Terms & Conditions
1.1. In the event that the Federal Awarding Agency terminates the Federal Award, EF shall terminate this Agreement in accordance with the terms of the Federal Award and communicate the termination to all Parties forthwith. Parties shall immediately comply with a Stop Work order upon receiving such notice by EF.
1.2. Upon termination, Parties shall be reimbursed for allowable costs and non-cancelable obligations incurred prior to the date of termination and shall furnish all necessary data, deliverables, and final reports, in accordance with their respective Scope of Work aligned with the Federal Award policies and procedures.
2. REPRESENTATIONS, WARRANTIES AND COVENANTS
2.1. Party represents, warrants and covenants that Party has the full power and authority to enter into this Agreement and will comply, and ensure its Sub-licensees comply, with all applicable laws in performing its obligations and exercising its rights and licenses under this Agreement.
2.2. Party is an entity whose staffing is independent from EF. EF is hereby engaging with Party for the Services defined in the Scope of Work. EF and Party expressly agree that Party is not an employee of EF and Party shall be responsible for taxes arising from compensation paid hereunder, including without limitation any withholding taxes, employment taxes, social security taxes, worker’s compensation contributions, or disability contributions.
2.3. Party reserves the right to determine the method, manner, and means by which the Services will be performed. In addition, all materials used in providing the Services shall be provided by Party.
3. DISCLAIMER, CONFIDENTLIATY AND LIABILITY CONDITIONS
3.1. To the extent allowable under applicable law, EF and Party each agrees to indemnify, defend and save harmless each entity’s officers, agents and employees from any and all claims and losses accruing or resulting to any and all contractors, subcontractors, suppliers, laborers, and any other person, firm or corporation furnishing or supplying work services, materials, or supplies in connection with the performance of this Agreement.
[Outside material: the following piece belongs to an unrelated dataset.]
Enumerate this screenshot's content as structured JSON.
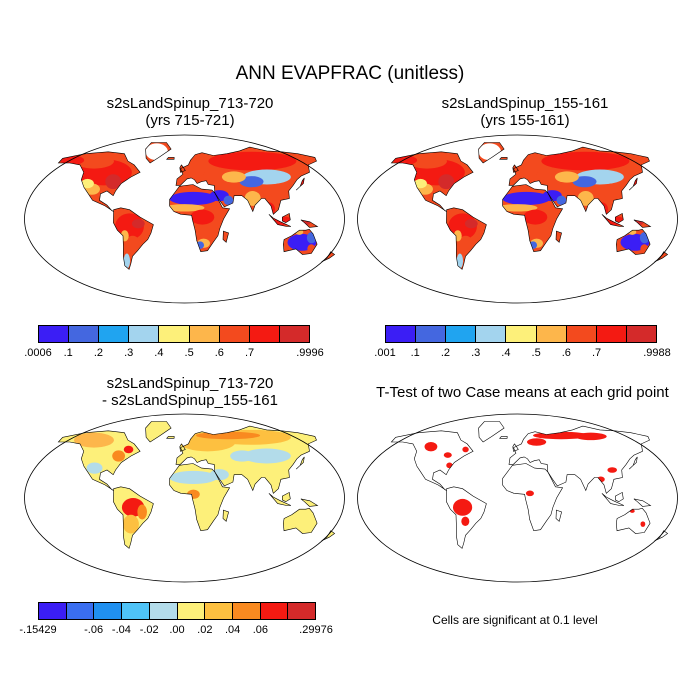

3.2. In no event will EF be liable: (a) for any special, indirect, incidental, consequential, exemplary or punitive damages (including any damages arising from loss of use, loss of data, lost profits, business interruption, or costs of procuring substitute goods or services), arising out of or relating to this agreement or the subject matter hereof; or (b) for any third party materials provided under this agreement.
3.3. EF’s total aggregate liability to Party arising out of or relating to this agreement or the subject matter hereof will not exceed the amount of payments received by Party from EF hereunder in the twelve (12) month period prior to the last cause of action giving rise to such liability. The foregoing limitations of liability set forth in this article apply to the full extent permitted by applicable law: (i) notwithstanding any failure of essential purpose of any limited remedy stated in this agreement; (ii) regardless of whether such liability was foreseeable or EF was advised of the possibility of such loss or damage; and (iii) whether such liability is based in contract, warranty, tort (including ordinary negligence) or any other theory of liability.
4.1. Any dispute or controversy arising out of or relating to this Agreement or the subject matter hereof will be commenced in a state court in Orange County, California or a federal court located in the Southern District of California.
4.2. No right or obligation of Party under this Agreement may be assigned, delegated or otherwise transferred, whether by agreement, operation of law or otherwise, without the express prior written consent of EF.
4.3. If any provision of this Agreement, for any reason, is held invalid, illegal or unenforceable by a court of competent jurisdiction, then that provision will be deemed severable from this Agreement and will not affect the validity and enforceability of any remaining provision.
5. AMENDMENTS AND COMMUNICATION
5.1. This Agreement (including any terms and conditions incorporated herein) is the entire agreement between the Parties with respect to the subject matter hereof and supersedes all prior or contemporaneous written or oral agreements or understandings between the Parties.
5.2. No modification of or amendment to this Agreement shall be effective unless in writing and signed by each of the Parties. A signed copy of this Agreement delivered by e-mail or other means of electronic transmission (to which a signed PDF copy is attached) shall be deemed to have the same legal effect as delivery of an original signed copy of this Agreement.